September 21, 2005


We were delighted to discover that, according to Seattle Public Utilities, our household used 1,500 fewer gallons of water during this current billing cycle than during the same billing cycle in 2004. This is very encouraging. Our water saving techniques are working, even though we are still refining them and still discovering them.

GARDEN: Better soil means less watering. We also mulch when and where we can (can do more!). I also make sure to water specifically and deliberately where it is needed. We don't utilize a sprinkler. Still room for improvement. We don't water our grass so that is a big savings. Washing veggies is now done outside if at all possible. I pick 'em and wash 'em right in the yard. The water goes right back into the garden. If I must take the food inside to be washed, I dump the water back into the yard between rinses. The cat bowl gets emptied into a houseplant every day before refilling.

KITCHEN: No dishwasher. No plans to get one. Would have to be approved by the owner anyway. But we're not interested. We no longer fill the sink with hot, soapy water. We use a smaller basin. Once the other side of the sink is full of washed dishes, we rinse the whole batch at one time and don't use the biggest gush of water to do it. The leftover dish water is "gray" water and can be used on non-edible plants. This can go into the flower bed.

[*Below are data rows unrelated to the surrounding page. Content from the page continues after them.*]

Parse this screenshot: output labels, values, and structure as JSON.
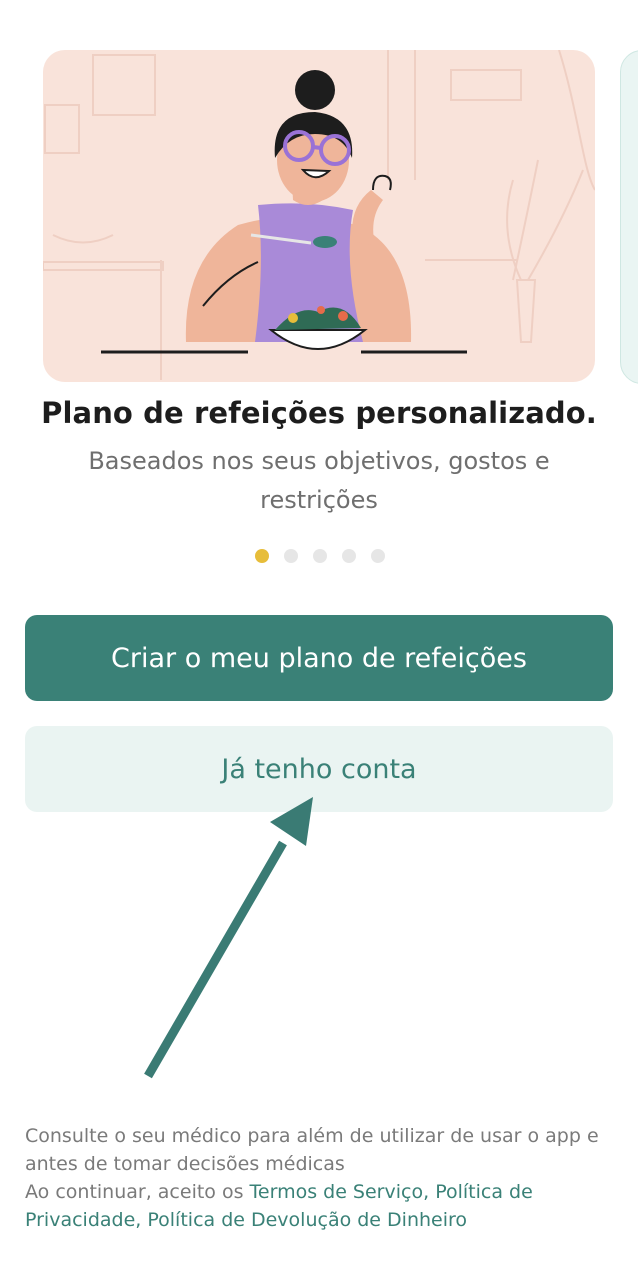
{
  "onboarding": {
    "title": "Plano de refeições personalizado.",
    "subtitle": "Baseados nos seus objetivos, gostos e restrições",
    "pager": {
      "page_count": 5,
      "active_index": 0
    },
    "illustration_icon": "woman-eating-salad-illustration"
  },
  "actions": {
    "primary_label": "Criar o meu plano de refeições",
    "secondary_label": "Já tenho conta"
  },
  "footer": {
    "disclaimer_line1": "Consulte o seu médico para além de utilizar de usar o app e antes de tomar decisões médicas",
    "consent_prefix": "Ao continuar, aceito os ",
    "terms_link": "Termos de Serviço",
    "separator1": ", ",
    "privacy_link": "Política de Privacidade",
    "separator2": ", ",
    "refund_link": "Política de Devolução de Dinheiro"
  },
  "colors": {
    "accent": "#3a8177",
    "accent_light": "#eaf4f2",
    "pager_active": "#e7bd3a",
    "pager_inactive": "#e6e6e6",
    "card_background": "#f9e3da"
  }
}
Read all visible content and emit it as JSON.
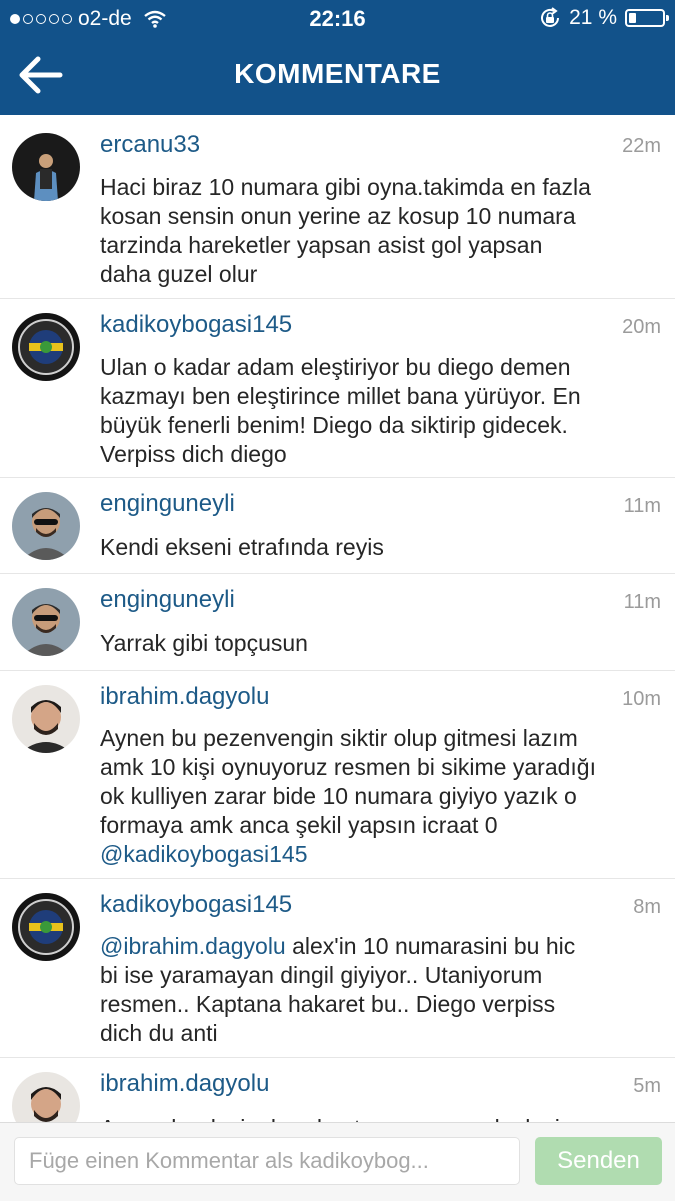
{
  "status_bar": {
    "carrier": "o2-de",
    "time": "22:16",
    "battery": "21 %",
    "battery_level": 0.21
  },
  "header": {
    "title": "KOMMENTARE"
  },
  "comments": [
    {
      "user": "ercanu33",
      "time": "22m",
      "lines": [
        "Haci biraz 10 numara gibi oyna.takimda en fazla",
        "kosan sensin onun yerine az kosup 10 numara",
        "tarzinda hareketler yapsan asist gol yapsan",
        "daha guzel olur"
      ]
    },
    {
      "user": "kadikoybogasi145",
      "time": "20m",
      "lines": [
        "Ulan o kadar adam eleştiriyor bu diego demen",
        "kazmayı ben eleştirince millet bana yürüyor. En",
        "büyük fenerli benim! Diego da siktirip gidecek.",
        "Verpiss dich diego"
      ]
    },
    {
      "user": "enginguneyli",
      "time": "11m",
      "lines": [
        "Kendi ekseni etrafında reyis"
      ]
    },
    {
      "user": "enginguneyli",
      "time": "11m",
      "lines": [
        "Yarrak gibi topçusun"
      ]
    },
    {
      "user": "ibrahim.dagyolu",
      "time": "10m",
      "lines": [
        "Aynen bu pezenvengin siktir olup gitmesi lazım",
        "amk 10 kişi oynuyoruz resmen bi sikime yaradığı",
        "ok kulliyen zarar bide 10 numara giyiyo yazık o",
        "formaya amk anca şekil yapsın icraat 0"
      ],
      "mention_line": "@kadikoybogasi145"
    },
    {
      "user": "kadikoybogasi145",
      "time": "8m",
      "mention": "@ibrahim.dagyolu",
      "first_rest": " alex'in 10 numarasini bu hic",
      "lines": [
        "bi ise yaramayan dingil giyiyor.. Utaniyorum",
        "resmen.. Kaptana hakaret bu.. Diego verpiss",
        "dich du anti"
      ]
    },
    {
      "user": "ibrahim.dagyolu",
      "time": "5m",
      "lines": [
        "Aynen kardesim bende utanıyorum amk alexin"
      ]
    }
  ],
  "compose": {
    "placeholder": "Füge einen Kommentar als kadikoybog...",
    "send_label": "Senden"
  },
  "colors": {
    "header": "#12528a",
    "username": "#1d5a87",
    "send_button": "#b0dcb0"
  }
}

BATH: We take shorter showers. We're in - we're out. A long time ago I started to sit on the edge of the tub to shave my legs because it was easier on my back. But it also saves water because the water is barely running while I do this. It's on just to get the legs wet and soapy and to rinse the razor. Of course, we brush our teeth with the water off. But the biggest bathroom water saver (and waster!) has been the toilet. Not only did Julie replace the innards to prevent leaks, but we subscribe to the old adage, "If it's yellow let it mellow..." Say what you will, but we have save TONS of water this way. The toilet is a huge waste of water. Letting the liquid deposits mellow is ideal for saving water. Admittedly, we do not hold our company to this and we flush every time during a party or gathering, etc. However, if you come to visit for any extended length of time, you will be expected to give it your best attempt at being mellow if you leave yellow.

LAUNDRY: We wash full loads only. And I often set the water level a notch lower than I used to.

We will be getting a rain barrel for the upcoming winter. On the one hand, collecting the water is great. On the other, in order for us to water our garden for any long-term stretch, we'd need several rain barrels, all full. But every bit helps. We will start with one.

Our showers could be shorter still. We could still use less to wash the dinner dishes. We can get a water saving shower head. There is always room for imporvement.


  1. My Grandfather (in Parma, OH) has a set of rain barrels he's been using for years. He swears by them and has an awesome garden. He claims that city water isn't as good for your garden as the water that falls from the sky - you know... chemicals and such (as if there isn't any chemicals in the north east Ohio rain, with all the pollution from Ford plant and such). I don't know if there is any validity to that, but his tomatoes are amazing. Good luck!